Je fais un pas supplémentaire et aperçois pour la première depuis des mois les yeux bleus d'Ace. Mon dieu, un tel soulagement s'abat sur moi que je dois prendre appui sur le mur. Ma main glisse pourtant contre ce dernier et je m'effondre au sol.

Lorsque je reviens à moi on m'a assisse dans un fauteuil de la chambre d'Ace et l'aide-soignante qui nous avait guidés est à mon chevet.

— Vous allez bien mademoiselle ?
— Oui, c'étais juste la surprise je crois...
— Je comprends, laissez-moi juste vérifier deux trois petites choses et si tout va bien je vous conseille de manger quelque chose pour vous requinquer.

Je hoche la tête pendant qu'elle prend ma tension. Lorsqu'elle a fini elle quitte la chambre tout en me rappelant de manger. Seth qui était resté près de son frère se redresse et se tourne vers moi.

— Je vais aller te chercher quelque chose Alba, reste avec lui.

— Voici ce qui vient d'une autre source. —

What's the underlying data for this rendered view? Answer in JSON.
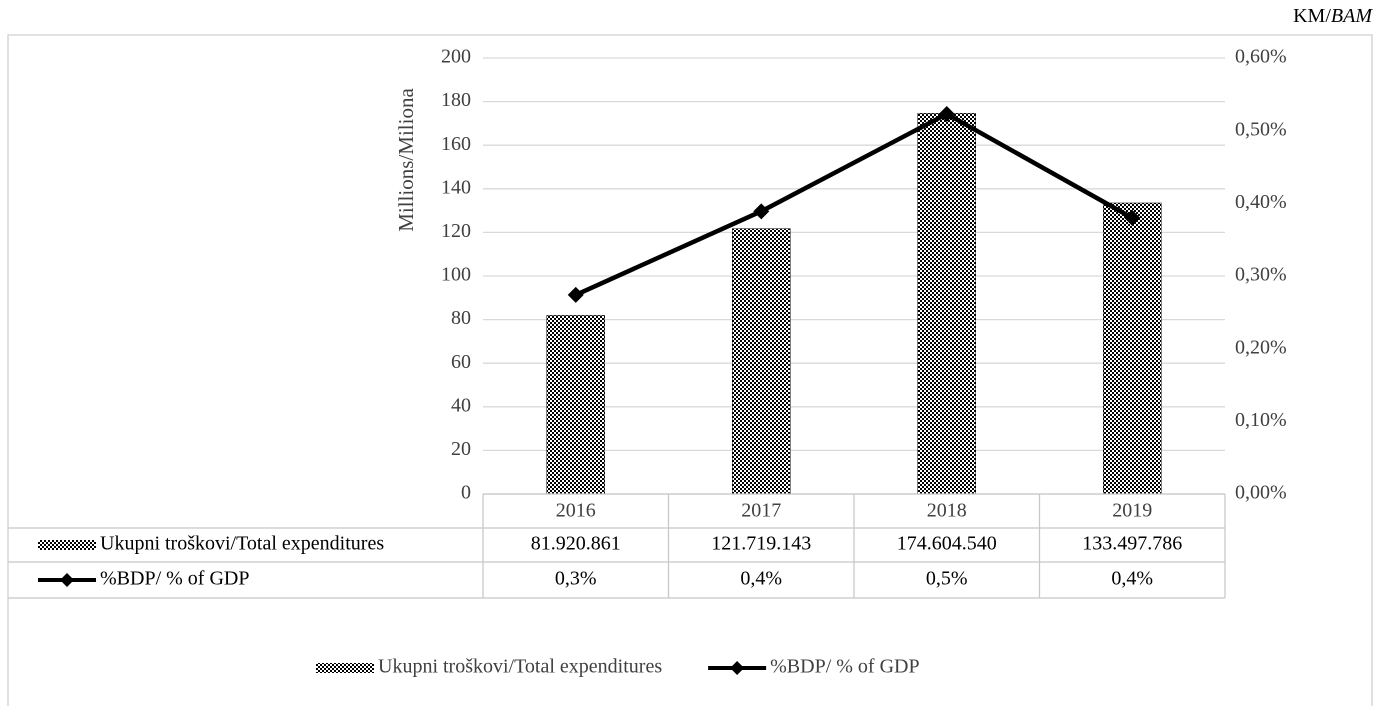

J'acquiesce et le remercie avant de prendre sa place et de m'assoir près d'Ace. Dans un geste instinctif je me saisis de sa main et la serre doucement sans oser le regarder. Je murmure timidement :

— Je suis désolée pour tout.
— Pas autant que moi Alba.

Je redresse la tête et lui lance un regard surpris, je ne m'attendais pas vraiment à ça, à cette voix dure et glaciale. Cependant il ne semble pas avoir perçu mon trouble puisqu'il me demande sèchement :

— Tu es avec Seth alors ? Tu as fait ton choix ?
— Oui.

J'aimerais essayer de m'expliquer, de justifier, qu'il comprenne mais aucun autre mot ne sort.

— Je pensais que tu aurais au moins attendu de pouvoir t'expliquer, tu me dégoutes.

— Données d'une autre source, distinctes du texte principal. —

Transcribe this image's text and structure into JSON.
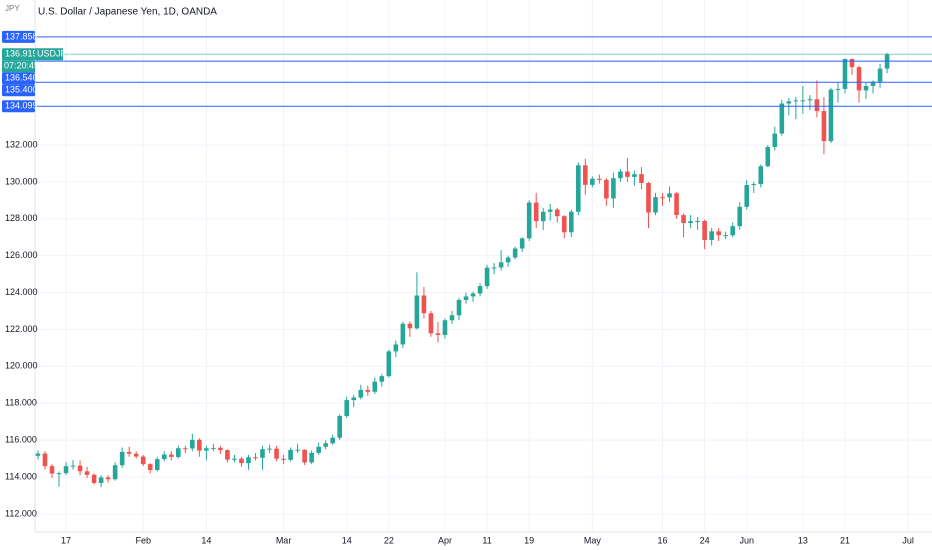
{
  "chart_data": {
    "type": "candlestick",
    "title": "U.S. Dollar / Japanese Yen, 1D, OANDA",
    "currency": "JPY",
    "symbol": "USDJPY",
    "countdown": "07:20:49",
    "up_color": "#26a69a",
    "down_color": "#ef5350",
    "grid": true,
    "ylim": [
      111.02,
      139.86
    ],
    "yticks": [
      {
        "value": 112,
        "label": "112.000"
      },
      {
        "value": 114,
        "label": "114.000"
      },
      {
        "value": 116,
        "label": "116.000"
      },
      {
        "value": 118,
        "label": "118.000"
      },
      {
        "value": 120,
        "label": "120.000"
      },
      {
        "value": 122,
        "label": "122.000"
      },
      {
        "value": 124,
        "label": "124.000"
      },
      {
        "value": 126,
        "label": "126.000"
      },
      {
        "value": 128,
        "label": "128.000"
      },
      {
        "value": 130,
        "label": "130.000"
      },
      {
        "value": 132,
        "label": "132.000"
      }
    ],
    "xlim": [
      -0.42,
      127.4
    ],
    "xticks": [
      {
        "value": 4,
        "label": "17"
      },
      {
        "value": 15,
        "label": "Feb"
      },
      {
        "value": 24,
        "label": "14"
      },
      {
        "value": 35,
        "label": "Mar"
      },
      {
        "value": 44,
        "label": "14"
      },
      {
        "value": 50,
        "label": "22"
      },
      {
        "value": 58,
        "label": "Apr"
      },
      {
        "value": 64,
        "label": "11"
      },
      {
        "value": 70,
        "label": "19"
      },
      {
        "value": 79,
        "label": "May"
      },
      {
        "value": 89,
        "label": "16"
      },
      {
        "value": 95,
        "label": "24"
      },
      {
        "value": 101,
        "label": "Jun"
      },
      {
        "value": 109,
        "label": "13"
      },
      {
        "value": 115,
        "label": "21"
      },
      {
        "value": 124,
        "label": "Jul"
      }
    ],
    "last_price": {
      "value": 136.919,
      "color": "#26a69a"
    },
    "price_lines": [
      {
        "value": 137.858,
        "color": "#2962ff"
      },
      {
        "value": 136.546,
        "color": "#2962ff"
      },
      {
        "value": 135.4,
        "label": "135.400",
        "color": "#2962ff"
      },
      {
        "value": 134.099,
        "color": "#2962ff"
      }
    ],
    "open": [
      115.15,
      115.27,
      114.59,
      114.19,
      114.21,
      114.59,
      114.62,
      114.31,
      114.12,
      113.68,
      113.98,
      113.88,
      114.64,
      115.36,
      115.26,
      115.11,
      114.7,
      114.38,
      114.97,
      115.22,
      115.09,
      115.56,
      115.55,
      116.02,
      115.43,
      115.56,
      115.58,
      115.46,
      114.94,
      115.0,
      114.75,
      115.07,
      115.04,
      115.51,
      115.54,
      114.99,
      114.93,
      115.47,
      115.48,
      114.79,
      115.31,
      115.64,
      115.83,
      116.13,
      117.31,
      118.17,
      118.31,
      118.72,
      118.62,
      119.17,
      119.47,
      120.81,
      121.19,
      122.31,
      122.06,
      123.84,
      122.88,
      121.79,
      121.7,
      122.5,
      122.77,
      123.6,
      123.79,
      123.95,
      124.35,
      125.35,
      125.36,
      125.64,
      125.9,
      126.39,
      126.94,
      128.88,
      127.87,
      128.38,
      128.5,
      128.14,
      127.27,
      128.38,
      130.9,
      129.84,
      130.17,
      130.11,
      129.1,
      130.2,
      130.56,
      130.27,
      130.42,
      129.94,
      128.34,
      129.17,
      129.16,
      129.38,
      128.2,
      127.77,
      127.87,
      127.88,
      126.85,
      127.32,
      127.11,
      127.11,
      127.6,
      128.65,
      129.83,
      129.88,
      130.85,
      131.89,
      132.62,
      134.25,
      134.37,
      134.42,
      134.42,
      134.48,
      133.84,
      132.21,
      135.0,
      135.04,
      136.66,
      136.22,
      134.96,
      135.2,
      135.43,
      136.14
    ],
    "high": [
      115.45,
      115.4,
      114.7,
      114.3,
      114.8,
      114.92,
      114.9,
      114.55,
      114.2,
      114.1,
      114.1,
      114.8,
      115.6,
      115.65,
      115.4,
      115.2,
      114.75,
      115.1,
      115.4,
      115.4,
      115.7,
      115.7,
      116.35,
      116.1,
      115.7,
      115.8,
      115.7,
      115.5,
      115.2,
      115.1,
      115.2,
      115.3,
      115.7,
      115.75,
      115.7,
      115.2,
      115.6,
      115.8,
      115.5,
      115.45,
      115.85,
      116.0,
      116.3,
      117.4,
      118.35,
      118.45,
      119.0,
      118.95,
      119.4,
      119.6,
      120.9,
      121.4,
      122.4,
      122.45,
      125.1,
      124.3,
      123.0,
      122.4,
      122.6,
      123.0,
      123.7,
      124.0,
      124.05,
      124.5,
      125.5,
      125.6,
      126.3,
      126.0,
      126.5,
      127.0,
      129.0,
      129.4,
      128.6,
      128.8,
      128.6,
      128.2,
      128.5,
      131.05,
      131.25,
      130.3,
      130.4,
      130.2,
      130.5,
      130.7,
      131.3,
      130.6,
      130.8,
      130.0,
      129.4,
      129.4,
      129.75,
      129.45,
      128.3,
      128.2,
      128.1,
      127.95,
      127.5,
      127.5,
      127.3,
      127.8,
      128.9,
      130.1,
      130.0,
      130.95,
      132.0,
      132.99,
      134.45,
      134.55,
      134.6,
      135.2,
      134.7,
      135.5,
      134.6,
      135.1,
      135.4,
      136.7,
      136.7,
      136.3,
      135.4,
      135.5,
      136.4,
      137.0
    ],
    "low": [
      114.95,
      114.4,
      113.95,
      113.48,
      114.1,
      114.4,
      114.1,
      113.95,
      113.6,
      113.45,
      113.7,
      113.8,
      114.5,
      115.1,
      115.0,
      114.6,
      114.2,
      114.3,
      114.85,
      114.9,
      115.0,
      115.3,
      115.4,
      115.1,
      114.9,
      115.4,
      115.25,
      114.8,
      114.8,
      114.55,
      114.4,
      114.9,
      114.4,
      115.3,
      114.85,
      114.7,
      114.85,
      115.3,
      114.65,
      114.7,
      115.2,
      115.5,
      115.75,
      116.0,
      117.2,
      117.8,
      118.2,
      118.4,
      118.5,
      118.9,
      119.4,
      120.5,
      121.0,
      121.6,
      122.0,
      122.6,
      121.6,
      121.3,
      121.5,
      122.3,
      122.5,
      123.4,
      123.5,
      123.8,
      124.2,
      125.0,
      125.2,
      125.4,
      125.8,
      126.2,
      126.8,
      127.5,
      127.4,
      127.9,
      127.8,
      126.95,
      127.0,
      128.2,
      129.3,
      129.7,
      129.9,
      128.7,
      128.6,
      130.0,
      130.0,
      129.8,
      129.6,
      127.5,
      128.2,
      128.7,
      128.9,
      128.0,
      127.0,
      127.5,
      127.4,
      126.35,
      126.55,
      126.8,
      126.9,
      127.0,
      127.4,
      128.5,
      129.4,
      129.7,
      130.8,
      131.7,
      132.5,
      133.6,
      133.4,
      133.7,
      133.9,
      133.5,
      131.5,
      132.1,
      134.3,
      134.8,
      135.8,
      134.3,
      134.5,
      134.8,
      135.1,
      135.9
    ],
    "close": [
      115.27,
      114.59,
      114.19,
      114.21,
      114.59,
      114.62,
      114.31,
      114.12,
      113.68,
      113.98,
      113.88,
      114.64,
      115.36,
      115.26,
      115.11,
      114.7,
      114.38,
      114.97,
      115.22,
      115.09,
      115.56,
      115.55,
      116.02,
      115.43,
      115.56,
      115.58,
      115.46,
      114.94,
      115.0,
      114.75,
      115.07,
      115.04,
      115.51,
      115.54,
      114.99,
      114.93,
      115.47,
      115.48,
      114.79,
      115.31,
      115.64,
      115.83,
      116.13,
      117.31,
      118.17,
      118.31,
      118.72,
      118.62,
      119.17,
      119.47,
      120.81,
      121.19,
      122.31,
      122.06,
      123.84,
      122.88,
      121.79,
      121.7,
      122.5,
      122.77,
      123.6,
      123.79,
      123.95,
      124.35,
      125.35,
      125.36,
      125.64,
      125.9,
      126.39,
      126.94,
      128.88,
      127.87,
      128.38,
      128.5,
      128.14,
      127.27,
      128.38,
      130.9,
      129.84,
      130.17,
      130.11,
      129.1,
      130.2,
      130.56,
      130.27,
      130.42,
      129.94,
      128.34,
      129.17,
      129.16,
      129.38,
      128.2,
      127.77,
      127.87,
      127.88,
      126.85,
      127.32,
      127.11,
      127.11,
      127.6,
      128.65,
      129.83,
      129.88,
      130.85,
      131.89,
      132.62,
      134.25,
      134.37,
      134.42,
      134.42,
      134.48,
      133.84,
      132.21,
      135.0,
      135.04,
      136.66,
      136.22,
      134.96,
      135.2,
      135.43,
      136.14,
      136.919
    ]
  }
}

J'avale son reproche qui me fait l'effet d'une claque. Il dégage sa main de la mienne pensant que je rassemble mon courage pour lui expliquer :

— Je suis venue tous les jours pendant plusieurs mois, j'ai accepté de redoubler mon année pour faire ça. J'ai espéré, tellement espéré. Tu ne comprendras jamais à quel point j'ai pu me sentir coupable.

J'essaie les larmes qui étaient en train de naître mais Ace me porte le coup de grâce en lâchant :

— Au final tu es heureuse de me voir réveiller car ça apaise ta culpabilité. Rien de plus, ce n'est pas la peine d'être hypocrite, tu peux me laisser.
— Non c'est faux, je...
— J'ai besoin de repos Alba, me coupe Ace, alors au revoir.

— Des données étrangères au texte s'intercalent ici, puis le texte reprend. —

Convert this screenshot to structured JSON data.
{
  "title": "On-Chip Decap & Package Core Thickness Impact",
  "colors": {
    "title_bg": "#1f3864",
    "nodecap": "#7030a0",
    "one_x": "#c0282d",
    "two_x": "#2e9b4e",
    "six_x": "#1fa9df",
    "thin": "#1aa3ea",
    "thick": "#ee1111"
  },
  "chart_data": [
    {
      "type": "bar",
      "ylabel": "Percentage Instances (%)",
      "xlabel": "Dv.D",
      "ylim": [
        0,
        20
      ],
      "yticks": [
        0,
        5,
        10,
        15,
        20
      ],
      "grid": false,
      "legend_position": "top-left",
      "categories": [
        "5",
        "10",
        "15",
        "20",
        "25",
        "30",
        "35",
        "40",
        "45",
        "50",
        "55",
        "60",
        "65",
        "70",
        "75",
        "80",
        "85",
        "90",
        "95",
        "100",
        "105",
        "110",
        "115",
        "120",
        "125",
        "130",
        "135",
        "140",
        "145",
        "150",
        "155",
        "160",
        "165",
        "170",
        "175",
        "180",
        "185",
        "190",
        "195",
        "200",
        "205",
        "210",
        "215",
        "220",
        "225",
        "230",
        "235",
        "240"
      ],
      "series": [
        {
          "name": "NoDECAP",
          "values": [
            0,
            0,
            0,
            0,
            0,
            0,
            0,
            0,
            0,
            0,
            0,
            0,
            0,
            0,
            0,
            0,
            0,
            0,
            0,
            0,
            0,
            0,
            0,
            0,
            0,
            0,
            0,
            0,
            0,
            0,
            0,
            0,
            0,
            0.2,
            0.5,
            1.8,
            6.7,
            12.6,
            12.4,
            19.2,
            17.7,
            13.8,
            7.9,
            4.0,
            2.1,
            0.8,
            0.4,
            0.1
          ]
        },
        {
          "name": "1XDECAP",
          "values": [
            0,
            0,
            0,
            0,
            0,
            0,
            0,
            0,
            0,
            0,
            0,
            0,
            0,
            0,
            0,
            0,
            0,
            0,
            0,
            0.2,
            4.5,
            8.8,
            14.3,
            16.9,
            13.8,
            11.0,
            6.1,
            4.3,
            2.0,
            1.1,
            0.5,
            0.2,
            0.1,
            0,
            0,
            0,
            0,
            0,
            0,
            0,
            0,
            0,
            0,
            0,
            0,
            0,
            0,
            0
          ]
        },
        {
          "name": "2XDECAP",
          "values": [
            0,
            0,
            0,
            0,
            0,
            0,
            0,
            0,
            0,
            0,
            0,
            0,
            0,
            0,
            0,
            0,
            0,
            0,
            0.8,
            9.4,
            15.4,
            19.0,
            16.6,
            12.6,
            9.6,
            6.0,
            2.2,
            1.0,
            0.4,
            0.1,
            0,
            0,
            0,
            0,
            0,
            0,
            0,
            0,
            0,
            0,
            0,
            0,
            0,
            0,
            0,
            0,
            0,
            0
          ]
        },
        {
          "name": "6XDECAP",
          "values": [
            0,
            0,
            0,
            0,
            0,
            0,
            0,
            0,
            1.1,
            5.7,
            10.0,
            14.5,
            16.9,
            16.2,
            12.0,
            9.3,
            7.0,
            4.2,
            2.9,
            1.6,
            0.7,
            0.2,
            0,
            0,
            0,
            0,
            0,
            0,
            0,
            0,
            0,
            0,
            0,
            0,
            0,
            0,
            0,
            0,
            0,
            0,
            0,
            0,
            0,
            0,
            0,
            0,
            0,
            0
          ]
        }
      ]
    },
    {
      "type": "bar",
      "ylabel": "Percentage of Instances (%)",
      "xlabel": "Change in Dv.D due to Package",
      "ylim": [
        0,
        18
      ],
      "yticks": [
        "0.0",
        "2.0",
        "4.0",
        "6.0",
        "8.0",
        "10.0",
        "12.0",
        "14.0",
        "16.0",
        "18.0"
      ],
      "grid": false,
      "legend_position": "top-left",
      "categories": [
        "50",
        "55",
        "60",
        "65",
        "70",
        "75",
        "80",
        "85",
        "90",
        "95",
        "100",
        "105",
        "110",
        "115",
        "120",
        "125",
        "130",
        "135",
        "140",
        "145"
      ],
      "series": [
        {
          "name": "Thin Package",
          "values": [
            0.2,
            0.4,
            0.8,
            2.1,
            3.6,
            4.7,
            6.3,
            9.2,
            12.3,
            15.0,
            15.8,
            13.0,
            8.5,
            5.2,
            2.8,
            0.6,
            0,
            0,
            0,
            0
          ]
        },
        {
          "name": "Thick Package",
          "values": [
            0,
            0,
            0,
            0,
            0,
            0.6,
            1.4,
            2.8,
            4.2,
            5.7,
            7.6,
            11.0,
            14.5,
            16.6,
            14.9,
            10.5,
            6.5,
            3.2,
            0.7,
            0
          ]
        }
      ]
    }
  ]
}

Et comme pour clore définitivement la conversation il se retourne dans son lit. Je sors de la chambre au moment où Seth revient en me tendant une gaufre industrielle achetée dans un distributeur.

— Ça s'est mal passé ?
— Un peu... il voulait se reposer aussi.
— Je vais lui dire au revoir alors.

La voix de Seth est un peu déçue mais il m'adresse tout de même un regard rassurant. Je grignote ma gaufre en m'appuyant contre le mur pendant qu'il rentre dans la pièce en me laissant seule et un peu désemparé.